The original Silent Hill (2006) wasn’t the best film in terms of story but it had style and it actually had many surprising and horrifying moments despite the over bloated ending so it was a surprise that a sequel was in the works. Silent Hill: Revelation (2012) pales in comparison as it borrows the style from the original but has little else going for it.
Harry (Sean Bean) and his daughter Heather (Adelaide Clemens) have been moving from town to town under different alias’ after the events of the first film in which Heather was saved from the clutches of Silent Hill by her step mother Rose (Radha Mitchell). Now Heather is all grown up and she is plagued with nightmares about Silent Hill and hunted by creatures that want her to return. When her father is kidnapped Heather travels to Silent Hill not only to save her father but to discover her true past and to rid herself of the nightmares.
The film has the makings of a good film as it has all the returning players from the original film but the film has very little in the way of a story that offers anything new that wasn’t in the previous film. Bean and Mitchell are barely give more than a cameo in the film and instead the film focuses on the teenagers’ plight which is in direct contrast to the first film which focused on Rose’s search for her missing daughter. This film comes off more as another teen horror film and lacks the depth of the first film. Clemens also doesn’t have the ability to carry the story on her own. In the first film Rose’s exploration of Silent Hill yielded strange characters and even stranger horrors whereas in this film Heather’s exploration seems disjointed as if they were vignettes that don’t really go anywhere or connect with the rest of the film.

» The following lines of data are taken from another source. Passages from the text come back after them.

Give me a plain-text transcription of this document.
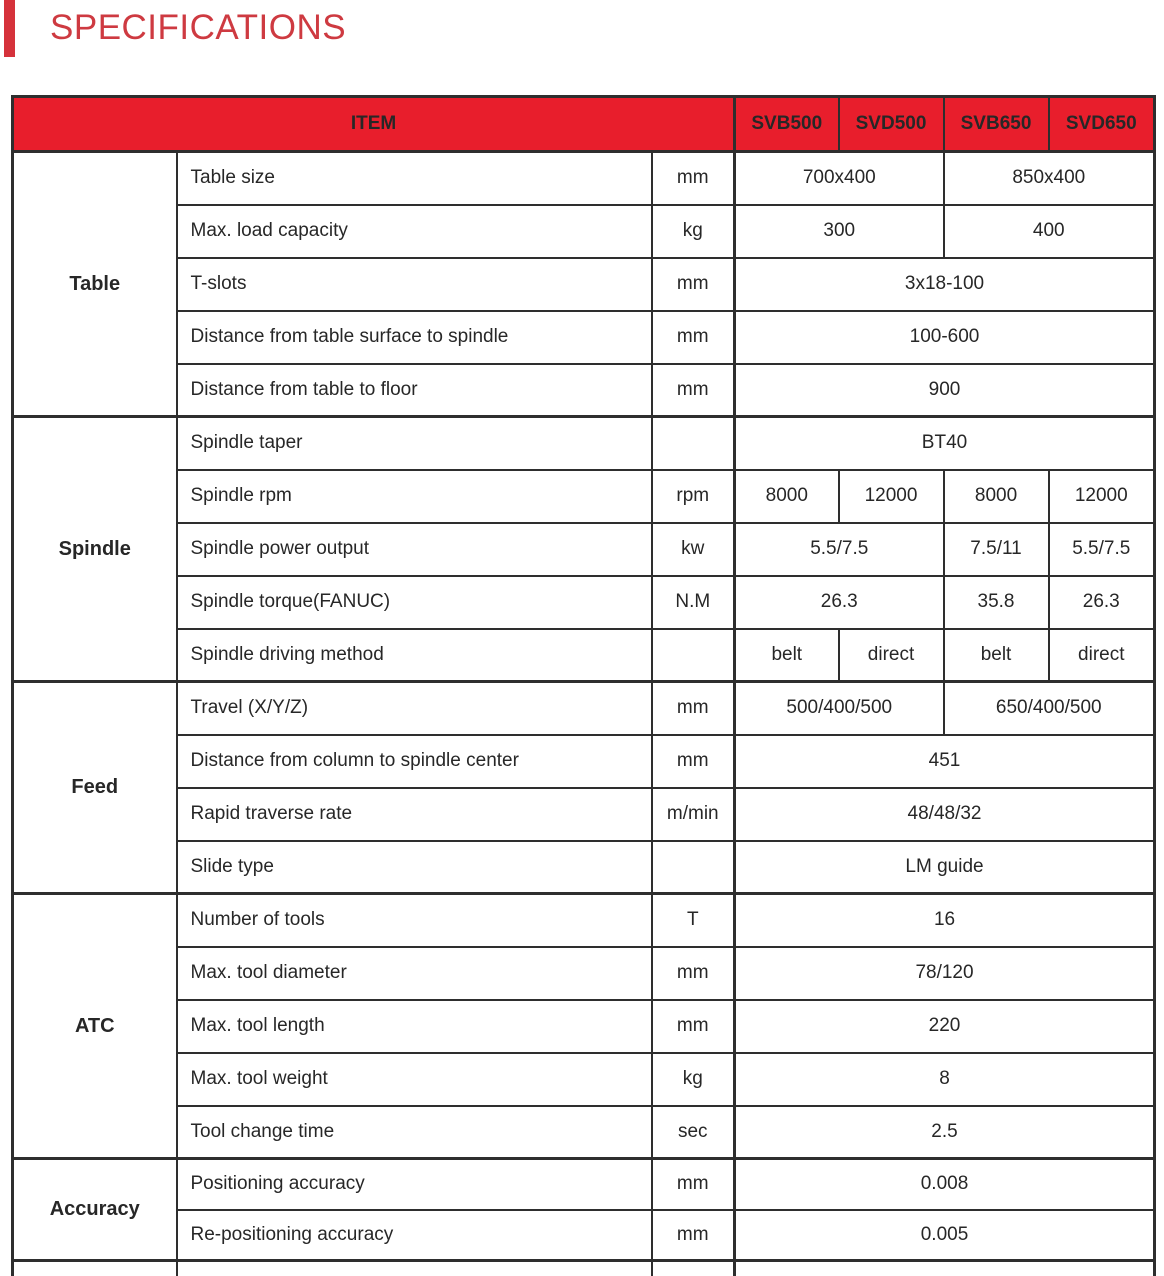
SPECIFICATIONS
ITEM			SVB500	SVD500	SVB650	SVD650
Table	Table size	mm	700x400		850x400	
	Max. load capacity	kg	300		400	
	T-slots	mm	3x18-100			
	Distance from table surface to spindle	mm	100-600			
	Distance from table to floor	mm	900			
Spindle	Spindle taper		BT40			
	Spindle rpm	rpm	8000	12000	8000	12000
	Spindle power output	kw	5.5/7.5		7.5/11	5.5/7.5
	Spindle torque(FANUC)	N.M	26.3		35.8	26.3
	Spindle driving method		belt	direct	belt	direct
Feed	Travel (X/Y/Z)	mm	500/400/500		650/400/500	
	Distance from column to spindle center	mm	451			
	Rapid traverse rate	m/min	48/48/32			
	Slide type		LM guide			
ATC	Number of tools	T	16			
	Max. tool diameter	mm	78/120			
	Max. tool length	mm	220			
	Max. tool weight	kg	8			
	Tool change time	sec	2.5			
Accuracy	Positioning accuracy	mm	0.008			
	Re-positioning accuracy	mm	0.005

There are a few stand-out creatures like the spider made of mannequin parts and the nurses return for more mayhem as well as other creatures from the first film but the film lacks the focus of the original and none of these sequences are particularly suspenseful or frightening. There lies the biggest setback of the film which is the fact that it lacks the drive or atmosphere of the first film rendering much of what happens static and uninteresting.